Via Arenula es a esta hora un antro de fumadores y otros enajenados. Fumadores expulsados de los locales públicos aspiran en la calle vapor de gasolina agoniosamente, polvo de taladradoras y humo que se pierde en el aire mientras el cigarro se consume en sí mismo, se quema, se fuma solo, incesante, como si un microscópico agente secreto químico-tóxico, oculto entre las hebras de tabaco, cumpliera la misión de fumarse rapidísimamente, desde el interior, el cigarro del fumador angustiado y en ansia de humo fugitivo. Dios mío, ahí está Francesca, irrepetible, inconfundible, fumando, en el extremo de la parada del tranvía. Nunca habría visto a Francesca tan bellissima, tan ida, tan ausente, tan desarmada como en ese momento, si el deseo no me hubiera engañado y la fumadora solitaria hubiera sido de verdad Francesca.

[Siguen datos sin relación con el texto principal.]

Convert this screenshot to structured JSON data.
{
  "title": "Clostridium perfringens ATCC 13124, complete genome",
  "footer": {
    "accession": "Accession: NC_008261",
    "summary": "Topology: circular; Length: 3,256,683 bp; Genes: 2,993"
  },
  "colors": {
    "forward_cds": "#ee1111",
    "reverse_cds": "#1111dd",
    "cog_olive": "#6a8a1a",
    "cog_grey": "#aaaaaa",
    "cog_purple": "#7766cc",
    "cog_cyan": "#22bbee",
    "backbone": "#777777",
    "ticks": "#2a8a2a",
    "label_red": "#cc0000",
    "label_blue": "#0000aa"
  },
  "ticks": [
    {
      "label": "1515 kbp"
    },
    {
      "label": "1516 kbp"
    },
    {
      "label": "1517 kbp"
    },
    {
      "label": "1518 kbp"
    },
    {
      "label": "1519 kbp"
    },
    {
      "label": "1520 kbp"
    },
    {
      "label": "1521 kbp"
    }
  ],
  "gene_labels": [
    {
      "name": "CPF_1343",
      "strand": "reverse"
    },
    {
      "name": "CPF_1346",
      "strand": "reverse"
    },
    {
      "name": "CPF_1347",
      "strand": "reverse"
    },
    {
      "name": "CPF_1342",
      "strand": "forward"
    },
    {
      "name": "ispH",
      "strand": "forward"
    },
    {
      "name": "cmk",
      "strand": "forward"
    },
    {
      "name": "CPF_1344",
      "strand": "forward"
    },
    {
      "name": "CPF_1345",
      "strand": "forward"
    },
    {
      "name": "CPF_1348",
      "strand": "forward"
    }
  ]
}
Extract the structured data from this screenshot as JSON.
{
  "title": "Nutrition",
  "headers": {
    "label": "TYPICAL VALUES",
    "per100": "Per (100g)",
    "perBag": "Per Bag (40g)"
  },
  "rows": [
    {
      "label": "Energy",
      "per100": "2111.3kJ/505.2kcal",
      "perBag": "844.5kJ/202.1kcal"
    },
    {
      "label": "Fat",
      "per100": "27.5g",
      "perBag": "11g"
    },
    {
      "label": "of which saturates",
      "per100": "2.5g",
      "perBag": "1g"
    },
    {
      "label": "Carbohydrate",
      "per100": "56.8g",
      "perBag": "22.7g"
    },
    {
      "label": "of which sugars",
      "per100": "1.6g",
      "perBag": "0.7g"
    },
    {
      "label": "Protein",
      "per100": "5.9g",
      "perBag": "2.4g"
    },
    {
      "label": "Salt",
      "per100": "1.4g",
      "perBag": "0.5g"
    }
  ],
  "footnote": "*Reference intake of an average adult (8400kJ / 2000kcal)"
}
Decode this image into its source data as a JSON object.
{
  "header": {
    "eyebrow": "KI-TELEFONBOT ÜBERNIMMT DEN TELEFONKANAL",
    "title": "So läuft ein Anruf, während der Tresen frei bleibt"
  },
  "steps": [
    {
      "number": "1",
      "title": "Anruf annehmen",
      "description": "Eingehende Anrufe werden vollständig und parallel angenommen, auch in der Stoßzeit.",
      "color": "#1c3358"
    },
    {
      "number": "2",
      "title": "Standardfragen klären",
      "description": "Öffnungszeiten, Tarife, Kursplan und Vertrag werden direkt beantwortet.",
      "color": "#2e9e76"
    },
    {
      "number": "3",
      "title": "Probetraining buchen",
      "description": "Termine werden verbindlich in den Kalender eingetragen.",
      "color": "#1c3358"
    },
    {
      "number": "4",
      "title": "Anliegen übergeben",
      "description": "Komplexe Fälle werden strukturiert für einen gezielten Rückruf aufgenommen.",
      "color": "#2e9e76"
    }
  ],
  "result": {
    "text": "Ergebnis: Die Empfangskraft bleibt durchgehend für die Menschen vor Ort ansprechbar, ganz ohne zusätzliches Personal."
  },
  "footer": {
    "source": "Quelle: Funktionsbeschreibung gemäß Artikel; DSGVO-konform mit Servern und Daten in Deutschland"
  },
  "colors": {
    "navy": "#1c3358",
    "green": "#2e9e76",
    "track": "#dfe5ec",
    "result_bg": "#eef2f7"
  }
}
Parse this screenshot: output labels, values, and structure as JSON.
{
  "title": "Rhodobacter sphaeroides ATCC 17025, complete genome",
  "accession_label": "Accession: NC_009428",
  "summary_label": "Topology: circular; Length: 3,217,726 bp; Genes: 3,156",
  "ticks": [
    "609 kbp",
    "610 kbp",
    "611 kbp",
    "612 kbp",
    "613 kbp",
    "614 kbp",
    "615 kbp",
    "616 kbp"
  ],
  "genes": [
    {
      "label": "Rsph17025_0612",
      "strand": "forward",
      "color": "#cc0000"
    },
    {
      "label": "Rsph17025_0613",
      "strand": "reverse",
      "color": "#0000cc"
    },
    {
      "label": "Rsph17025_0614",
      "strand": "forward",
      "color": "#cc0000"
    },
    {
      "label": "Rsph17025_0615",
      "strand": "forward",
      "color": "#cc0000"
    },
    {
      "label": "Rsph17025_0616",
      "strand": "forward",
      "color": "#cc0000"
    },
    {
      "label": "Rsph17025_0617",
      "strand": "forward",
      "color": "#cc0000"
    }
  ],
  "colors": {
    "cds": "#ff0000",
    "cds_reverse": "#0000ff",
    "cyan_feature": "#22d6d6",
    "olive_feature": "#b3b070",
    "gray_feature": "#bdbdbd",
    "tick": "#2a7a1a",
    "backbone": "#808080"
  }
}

¿Adonde me llevas, Fulvio? Al Caffè Boiardo, dirá mi amigo, adivinándome el deseo pensado, el deseo de mi professoressa X. Vaya y vea a la ragazza soplona, dijo X, y cuénteme lo que ve. Los ojos son testigos más precisos que los oídos. Me adivinó Fulvio el pensamiento, como hacía Sherlock Holmes con su amigo Watson. Está usted pensando en la terrible guerra civil americana y en el aspecto ridículo de todas las guerras heroicas, dice Holmes, que observa cómo Watson estudia meditabundo la pared después de pasar la mirada por unos cuadros. Yo vi el anuncio en la parada del tranvía, Una donna libera non fuma, y recordé Berlín en 1937, o no exactamente Berlín en 1937, sólo una novela que traduje en 1998, popular (está probado que Hitler y los nazis atraen y venden mucho), un cartel, Las mujeres alemanas no fuman, Deutschen Weiben rauchen nicht, decía la propaganda nacionalsocialista. Miré hacia el este, y Fulvio, a quien alguna vez le había comentado la coincidencia publicitaria, siguió mi pensamiento, el humo y los na-zis, el cuartel de las SS en Roma, y leyó en las arrugas de mi frente persecuciones amorosas, boiardescas, el Orlando innamorato . Vamos a la calle del poeta Boiardo, al Esquilino, muy cerca de la antigua sede de las SS en Roma, a un bar, el Boiardo, dijo Fulvio, con-cluyendo su eslabonamiento de observaciones y deducciones, Sherlock Holmes o boxeador adiestrado en adelantarse al movimiento e intención del rival. Prodigiosamente ha seguido mis pensamientos hasta la cajera canarina del Caffè Boiardo.